Without providing anything specific, Cabraal said the inflows listed in the 6-month road map presented on October 1 is currently being worked out and on track, and the negotiations on several such funding lines are at advanced stages.
The Central Bank on November 30 will present the country of the progress they made with regard to the proposals in the road map.
“There has been some noise around the country’s ability to pay back its loans in the recent past and we need to very clearly tell you we pay our loans and we have made all provisions required for that. So, I would like to tell anyone and everyone who has such concerns, that no-one must have any doubt or unease over that,” Cabraal stressed.
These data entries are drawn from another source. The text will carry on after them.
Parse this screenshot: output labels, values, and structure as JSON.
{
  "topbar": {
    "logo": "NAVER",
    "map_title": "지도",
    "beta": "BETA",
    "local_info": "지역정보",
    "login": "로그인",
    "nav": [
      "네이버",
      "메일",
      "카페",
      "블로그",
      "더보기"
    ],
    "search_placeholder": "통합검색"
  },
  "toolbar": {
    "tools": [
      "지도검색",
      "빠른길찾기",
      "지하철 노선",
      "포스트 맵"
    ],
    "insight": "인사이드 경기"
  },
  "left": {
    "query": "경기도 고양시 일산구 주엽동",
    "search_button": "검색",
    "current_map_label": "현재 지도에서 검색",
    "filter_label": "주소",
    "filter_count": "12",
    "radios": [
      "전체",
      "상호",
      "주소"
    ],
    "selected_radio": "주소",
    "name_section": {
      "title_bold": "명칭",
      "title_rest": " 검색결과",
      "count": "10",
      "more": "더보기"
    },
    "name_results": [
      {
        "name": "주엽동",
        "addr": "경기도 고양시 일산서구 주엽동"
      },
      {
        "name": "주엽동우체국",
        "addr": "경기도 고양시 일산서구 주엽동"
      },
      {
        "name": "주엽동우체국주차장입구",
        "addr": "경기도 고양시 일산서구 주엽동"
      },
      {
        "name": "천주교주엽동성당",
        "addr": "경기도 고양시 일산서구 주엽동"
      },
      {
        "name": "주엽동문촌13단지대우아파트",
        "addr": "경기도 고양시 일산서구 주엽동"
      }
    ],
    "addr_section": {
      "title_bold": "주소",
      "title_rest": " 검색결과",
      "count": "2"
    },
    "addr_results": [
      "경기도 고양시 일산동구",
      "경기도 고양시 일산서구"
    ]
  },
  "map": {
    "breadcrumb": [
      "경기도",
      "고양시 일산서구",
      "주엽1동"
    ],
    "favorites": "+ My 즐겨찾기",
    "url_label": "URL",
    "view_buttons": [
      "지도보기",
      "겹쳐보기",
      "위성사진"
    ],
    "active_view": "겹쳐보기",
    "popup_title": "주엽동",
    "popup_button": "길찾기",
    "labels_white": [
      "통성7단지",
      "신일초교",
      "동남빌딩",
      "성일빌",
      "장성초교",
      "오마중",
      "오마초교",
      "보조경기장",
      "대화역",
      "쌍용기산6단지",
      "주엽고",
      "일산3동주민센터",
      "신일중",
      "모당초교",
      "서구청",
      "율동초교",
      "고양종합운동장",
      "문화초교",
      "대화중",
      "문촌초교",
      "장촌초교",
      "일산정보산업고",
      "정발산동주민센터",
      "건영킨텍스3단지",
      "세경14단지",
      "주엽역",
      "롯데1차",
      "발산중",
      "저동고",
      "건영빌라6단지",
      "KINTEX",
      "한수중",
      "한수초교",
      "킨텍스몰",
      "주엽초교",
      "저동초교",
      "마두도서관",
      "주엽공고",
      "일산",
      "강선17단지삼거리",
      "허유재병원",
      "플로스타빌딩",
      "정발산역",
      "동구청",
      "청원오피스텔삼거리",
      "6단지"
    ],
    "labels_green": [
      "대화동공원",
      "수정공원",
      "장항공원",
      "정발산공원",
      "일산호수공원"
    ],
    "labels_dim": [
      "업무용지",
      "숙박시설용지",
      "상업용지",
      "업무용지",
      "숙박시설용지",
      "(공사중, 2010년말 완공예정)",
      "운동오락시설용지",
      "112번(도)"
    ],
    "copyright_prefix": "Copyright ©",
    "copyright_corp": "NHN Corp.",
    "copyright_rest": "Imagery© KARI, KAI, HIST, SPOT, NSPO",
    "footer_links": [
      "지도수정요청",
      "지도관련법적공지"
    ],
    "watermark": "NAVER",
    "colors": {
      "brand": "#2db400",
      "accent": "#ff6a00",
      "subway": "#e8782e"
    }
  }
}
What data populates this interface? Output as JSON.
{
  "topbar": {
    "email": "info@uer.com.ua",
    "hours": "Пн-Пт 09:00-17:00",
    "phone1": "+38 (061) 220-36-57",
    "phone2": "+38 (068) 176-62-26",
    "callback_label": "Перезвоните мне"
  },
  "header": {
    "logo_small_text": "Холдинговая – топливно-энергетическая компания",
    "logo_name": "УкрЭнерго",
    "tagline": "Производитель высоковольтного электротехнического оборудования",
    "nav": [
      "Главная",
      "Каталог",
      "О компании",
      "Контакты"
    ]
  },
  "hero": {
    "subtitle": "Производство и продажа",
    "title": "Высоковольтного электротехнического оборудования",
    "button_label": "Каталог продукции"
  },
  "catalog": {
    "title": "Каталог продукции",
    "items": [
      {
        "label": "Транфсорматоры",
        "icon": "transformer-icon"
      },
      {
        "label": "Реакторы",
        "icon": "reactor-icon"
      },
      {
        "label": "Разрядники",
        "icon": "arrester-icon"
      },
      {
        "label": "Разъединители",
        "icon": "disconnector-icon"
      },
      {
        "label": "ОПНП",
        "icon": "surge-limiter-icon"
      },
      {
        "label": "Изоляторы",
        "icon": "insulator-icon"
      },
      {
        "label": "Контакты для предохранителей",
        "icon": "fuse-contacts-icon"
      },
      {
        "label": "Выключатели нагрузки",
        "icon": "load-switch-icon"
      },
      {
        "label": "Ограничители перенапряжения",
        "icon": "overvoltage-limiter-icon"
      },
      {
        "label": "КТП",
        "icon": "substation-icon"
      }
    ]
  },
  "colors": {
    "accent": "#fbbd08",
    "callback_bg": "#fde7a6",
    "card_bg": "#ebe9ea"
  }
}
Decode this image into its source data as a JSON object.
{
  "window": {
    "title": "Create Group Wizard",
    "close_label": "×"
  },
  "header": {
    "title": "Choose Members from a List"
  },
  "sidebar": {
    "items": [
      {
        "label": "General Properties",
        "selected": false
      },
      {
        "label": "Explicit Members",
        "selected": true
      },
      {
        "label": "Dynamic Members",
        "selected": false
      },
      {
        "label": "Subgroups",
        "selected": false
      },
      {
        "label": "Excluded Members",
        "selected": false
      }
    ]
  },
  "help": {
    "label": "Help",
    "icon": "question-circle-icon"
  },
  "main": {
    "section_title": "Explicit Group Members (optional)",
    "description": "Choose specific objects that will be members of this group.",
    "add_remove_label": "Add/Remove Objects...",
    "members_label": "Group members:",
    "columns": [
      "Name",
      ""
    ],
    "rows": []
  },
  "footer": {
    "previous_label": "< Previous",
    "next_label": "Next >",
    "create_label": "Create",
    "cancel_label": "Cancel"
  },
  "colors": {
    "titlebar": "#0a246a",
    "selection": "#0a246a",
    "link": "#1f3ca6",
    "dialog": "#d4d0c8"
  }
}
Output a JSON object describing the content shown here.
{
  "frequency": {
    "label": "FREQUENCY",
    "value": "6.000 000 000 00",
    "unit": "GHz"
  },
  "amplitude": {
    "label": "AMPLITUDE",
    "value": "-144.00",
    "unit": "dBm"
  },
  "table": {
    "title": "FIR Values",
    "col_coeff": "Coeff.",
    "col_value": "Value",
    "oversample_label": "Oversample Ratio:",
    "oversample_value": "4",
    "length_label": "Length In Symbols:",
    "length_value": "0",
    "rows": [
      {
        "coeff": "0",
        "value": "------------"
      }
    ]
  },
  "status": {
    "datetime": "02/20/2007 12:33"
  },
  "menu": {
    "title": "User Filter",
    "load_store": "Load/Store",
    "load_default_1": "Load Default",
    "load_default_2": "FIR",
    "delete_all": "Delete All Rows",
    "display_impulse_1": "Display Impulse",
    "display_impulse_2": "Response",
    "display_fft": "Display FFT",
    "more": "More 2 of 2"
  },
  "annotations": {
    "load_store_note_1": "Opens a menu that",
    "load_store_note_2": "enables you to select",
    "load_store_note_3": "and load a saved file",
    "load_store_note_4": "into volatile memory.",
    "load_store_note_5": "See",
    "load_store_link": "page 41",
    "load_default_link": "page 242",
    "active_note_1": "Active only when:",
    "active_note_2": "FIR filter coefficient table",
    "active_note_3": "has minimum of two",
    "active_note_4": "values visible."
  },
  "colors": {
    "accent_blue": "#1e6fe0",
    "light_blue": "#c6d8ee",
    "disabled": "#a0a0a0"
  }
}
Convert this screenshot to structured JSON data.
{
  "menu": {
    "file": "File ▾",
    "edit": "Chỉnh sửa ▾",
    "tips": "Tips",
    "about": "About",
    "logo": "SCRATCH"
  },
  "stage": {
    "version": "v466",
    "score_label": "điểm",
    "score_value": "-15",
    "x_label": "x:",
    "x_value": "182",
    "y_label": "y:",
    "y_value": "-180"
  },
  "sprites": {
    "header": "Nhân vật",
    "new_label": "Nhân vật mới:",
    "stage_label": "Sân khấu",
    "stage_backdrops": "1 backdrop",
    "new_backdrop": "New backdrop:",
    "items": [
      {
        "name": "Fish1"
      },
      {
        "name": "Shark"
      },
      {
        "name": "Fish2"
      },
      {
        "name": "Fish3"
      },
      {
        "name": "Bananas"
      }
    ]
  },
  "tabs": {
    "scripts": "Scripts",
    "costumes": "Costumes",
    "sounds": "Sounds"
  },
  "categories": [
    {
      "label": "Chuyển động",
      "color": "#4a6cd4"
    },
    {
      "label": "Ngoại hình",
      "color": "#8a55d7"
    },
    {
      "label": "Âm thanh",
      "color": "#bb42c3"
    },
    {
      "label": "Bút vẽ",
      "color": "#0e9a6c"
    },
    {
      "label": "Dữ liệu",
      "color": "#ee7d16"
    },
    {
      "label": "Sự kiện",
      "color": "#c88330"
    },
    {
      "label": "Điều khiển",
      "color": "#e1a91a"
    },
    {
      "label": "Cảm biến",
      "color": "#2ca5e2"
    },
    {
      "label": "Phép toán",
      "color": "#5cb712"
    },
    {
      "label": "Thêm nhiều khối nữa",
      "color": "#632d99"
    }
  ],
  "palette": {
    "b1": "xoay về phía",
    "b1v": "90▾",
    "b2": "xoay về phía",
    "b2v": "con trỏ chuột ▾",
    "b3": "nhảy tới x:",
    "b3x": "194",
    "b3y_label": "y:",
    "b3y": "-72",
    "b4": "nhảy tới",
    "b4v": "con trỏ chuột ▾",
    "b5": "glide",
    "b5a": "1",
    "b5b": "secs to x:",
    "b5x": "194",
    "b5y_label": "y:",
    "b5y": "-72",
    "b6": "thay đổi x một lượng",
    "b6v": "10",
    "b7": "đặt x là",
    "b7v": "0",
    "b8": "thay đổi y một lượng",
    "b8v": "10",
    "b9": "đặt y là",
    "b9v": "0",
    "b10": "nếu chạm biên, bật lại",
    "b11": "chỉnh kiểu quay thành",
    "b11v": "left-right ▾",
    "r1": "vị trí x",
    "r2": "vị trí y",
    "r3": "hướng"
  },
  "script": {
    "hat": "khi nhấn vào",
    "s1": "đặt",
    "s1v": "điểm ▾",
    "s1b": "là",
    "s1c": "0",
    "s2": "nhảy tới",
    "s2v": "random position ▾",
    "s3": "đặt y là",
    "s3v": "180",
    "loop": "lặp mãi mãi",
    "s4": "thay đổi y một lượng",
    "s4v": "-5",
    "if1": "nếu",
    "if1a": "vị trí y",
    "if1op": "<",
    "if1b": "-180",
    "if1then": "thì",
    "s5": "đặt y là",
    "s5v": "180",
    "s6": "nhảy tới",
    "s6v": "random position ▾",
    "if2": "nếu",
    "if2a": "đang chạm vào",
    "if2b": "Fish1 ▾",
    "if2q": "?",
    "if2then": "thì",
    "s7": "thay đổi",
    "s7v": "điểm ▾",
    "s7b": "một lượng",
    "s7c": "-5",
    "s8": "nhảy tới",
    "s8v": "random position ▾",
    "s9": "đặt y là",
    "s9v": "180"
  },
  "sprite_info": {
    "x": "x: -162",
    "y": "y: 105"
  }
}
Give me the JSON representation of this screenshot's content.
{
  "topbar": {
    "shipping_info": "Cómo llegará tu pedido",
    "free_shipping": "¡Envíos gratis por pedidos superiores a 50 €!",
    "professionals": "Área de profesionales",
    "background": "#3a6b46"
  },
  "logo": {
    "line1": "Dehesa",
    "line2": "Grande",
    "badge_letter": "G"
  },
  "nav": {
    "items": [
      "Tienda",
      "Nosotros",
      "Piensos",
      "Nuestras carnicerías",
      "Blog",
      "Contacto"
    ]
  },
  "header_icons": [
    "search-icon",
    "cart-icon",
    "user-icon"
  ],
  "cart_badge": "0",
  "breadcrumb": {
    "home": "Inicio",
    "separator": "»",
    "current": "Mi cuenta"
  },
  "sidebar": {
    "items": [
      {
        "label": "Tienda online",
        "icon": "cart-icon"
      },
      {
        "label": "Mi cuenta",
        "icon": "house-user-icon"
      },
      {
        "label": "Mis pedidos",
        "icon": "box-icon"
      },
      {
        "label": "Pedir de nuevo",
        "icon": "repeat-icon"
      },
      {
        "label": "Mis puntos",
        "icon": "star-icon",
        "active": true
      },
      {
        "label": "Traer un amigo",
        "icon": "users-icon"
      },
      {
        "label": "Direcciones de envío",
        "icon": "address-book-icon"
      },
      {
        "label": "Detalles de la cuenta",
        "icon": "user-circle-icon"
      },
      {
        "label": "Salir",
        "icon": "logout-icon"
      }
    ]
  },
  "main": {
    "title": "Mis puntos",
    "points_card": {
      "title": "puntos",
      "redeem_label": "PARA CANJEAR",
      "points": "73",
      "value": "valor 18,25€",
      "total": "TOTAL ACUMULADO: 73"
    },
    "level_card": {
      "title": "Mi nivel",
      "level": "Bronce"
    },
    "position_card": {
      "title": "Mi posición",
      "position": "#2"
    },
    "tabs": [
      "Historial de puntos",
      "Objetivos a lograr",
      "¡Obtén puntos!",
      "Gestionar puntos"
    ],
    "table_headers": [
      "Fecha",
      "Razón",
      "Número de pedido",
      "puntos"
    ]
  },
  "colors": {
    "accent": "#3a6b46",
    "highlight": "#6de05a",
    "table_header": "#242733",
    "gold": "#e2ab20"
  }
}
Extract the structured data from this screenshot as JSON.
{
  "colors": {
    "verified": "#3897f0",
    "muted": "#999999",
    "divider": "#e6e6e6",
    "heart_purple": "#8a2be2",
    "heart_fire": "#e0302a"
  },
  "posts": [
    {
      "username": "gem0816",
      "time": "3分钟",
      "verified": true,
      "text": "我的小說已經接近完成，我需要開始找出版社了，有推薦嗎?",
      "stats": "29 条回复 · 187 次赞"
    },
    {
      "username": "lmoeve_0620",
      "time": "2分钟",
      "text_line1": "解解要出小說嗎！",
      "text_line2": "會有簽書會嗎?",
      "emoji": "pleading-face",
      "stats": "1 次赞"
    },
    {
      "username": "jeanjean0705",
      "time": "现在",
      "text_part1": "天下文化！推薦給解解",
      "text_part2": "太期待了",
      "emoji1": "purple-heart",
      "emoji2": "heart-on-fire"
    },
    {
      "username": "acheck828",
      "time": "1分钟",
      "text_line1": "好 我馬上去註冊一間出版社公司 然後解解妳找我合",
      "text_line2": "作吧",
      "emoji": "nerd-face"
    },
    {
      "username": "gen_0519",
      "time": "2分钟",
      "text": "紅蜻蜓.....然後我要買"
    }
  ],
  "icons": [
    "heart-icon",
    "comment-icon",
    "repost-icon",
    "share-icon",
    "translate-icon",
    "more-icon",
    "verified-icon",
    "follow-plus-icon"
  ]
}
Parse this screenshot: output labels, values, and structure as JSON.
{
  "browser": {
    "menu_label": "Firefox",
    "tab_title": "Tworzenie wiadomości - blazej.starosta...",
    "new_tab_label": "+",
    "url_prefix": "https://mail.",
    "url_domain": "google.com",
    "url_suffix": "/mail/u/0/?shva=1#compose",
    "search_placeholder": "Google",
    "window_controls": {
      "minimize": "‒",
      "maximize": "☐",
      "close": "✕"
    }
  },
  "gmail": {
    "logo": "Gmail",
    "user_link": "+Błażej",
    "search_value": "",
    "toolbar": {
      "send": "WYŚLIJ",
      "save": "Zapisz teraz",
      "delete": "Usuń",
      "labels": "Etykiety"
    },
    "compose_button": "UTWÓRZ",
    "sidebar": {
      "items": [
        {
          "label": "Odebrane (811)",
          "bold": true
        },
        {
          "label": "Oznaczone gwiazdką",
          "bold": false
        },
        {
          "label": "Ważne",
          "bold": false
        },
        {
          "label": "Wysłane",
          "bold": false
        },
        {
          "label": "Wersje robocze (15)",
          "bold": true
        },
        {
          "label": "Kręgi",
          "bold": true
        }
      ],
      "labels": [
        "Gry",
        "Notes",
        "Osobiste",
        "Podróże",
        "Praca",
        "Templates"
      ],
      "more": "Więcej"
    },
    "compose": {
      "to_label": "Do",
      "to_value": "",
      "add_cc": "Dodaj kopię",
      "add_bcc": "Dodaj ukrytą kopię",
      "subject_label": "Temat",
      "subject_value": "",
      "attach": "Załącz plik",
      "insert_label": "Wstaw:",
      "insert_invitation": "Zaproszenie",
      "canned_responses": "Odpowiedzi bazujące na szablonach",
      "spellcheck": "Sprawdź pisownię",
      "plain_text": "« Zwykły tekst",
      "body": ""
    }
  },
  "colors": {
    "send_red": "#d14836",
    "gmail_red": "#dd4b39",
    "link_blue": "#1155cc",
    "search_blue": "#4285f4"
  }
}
He also brushed aside the claims made by various quarters including media over shortages in fuel and other commodities as the Central Bank continues to facilitate such imports.
While acknowledging the economic hardships faced by people due to the higher prices among other things, Cabraal expressed confidence that such pressures would ease in the next couple months with the supply chains unclogging. However, the evolving virus could continue to pose new threats on the country’s emergence from the pandemic as global markets swooned and reached for safe haven assets on the news of detecting a new COVID variant from South Africa.
Considering the fragile nature of the Sri Lankan economy and its nascent growth, the Central Bank repeatedly asked the government to strike a balance between the virus containment measures and the economic opportunities for the people in the country who have been battered harshly for nearly 2 years.
Broad-based lockdowns or restrictions on economic activities are no longer an option for the hobbling Sri Lankan economy as such restrictions could further strain supply chains, pushing up already higher prices and neither the government nor the Central Bank is currently in a position to provide assistance to those who lose livelihoods.
Hence this time the virus should never be allowed to transcend from a health challenge to an economic catastrophe as was done myopically in April.
If the government continues to tighten controls over the normal course of lives of the people anymore citing the virus after having been fully vaccinated as seen in most parts of Europe, people will lose trust in vaccines and would defy such decrees as seen from the public backlashes against lockdowns, vaccine and mask mandates.
Meanwhile, Cabraal said they could handle better the situation of the economy to ride out the current stresses without inflicting any more pain, which could come by way of an IMF package.
He said an IMF package would ask the country to raise the interest rates by between 30 to 50 percent, to depreciate the rupee, to reduce the number of government servants, reduce or curtail pensions and sell State assets, all which could cause serious public agitation and thereby inflict political and economic damage in the near term.
“Our view is that, that kind of a reform agenda is not required at present,” said Cabraal. “If we can achieve the results with less pain and with less uncertainty and less amount of political and economic turmoil, I think that’s the option we should choose. And that’s the option we have chosen,” he added.
According to economists, however much of these reforms are painful in the short-term, these must be carried out to bring about durable economic well being to the masses. However, successive governments, with the exception of the previous government during its last couple of years kicked the can down road with the aim of appeasing their electorate.
And as a result, the economic and social problems faced by the country have compounded and entrenched to a level they cannot be undone.
The last government too paid a serious price as they lost the presidential election by a huge margin and the then ruling party’s parliamentary representation reduced to a single seat at the following year’s general election.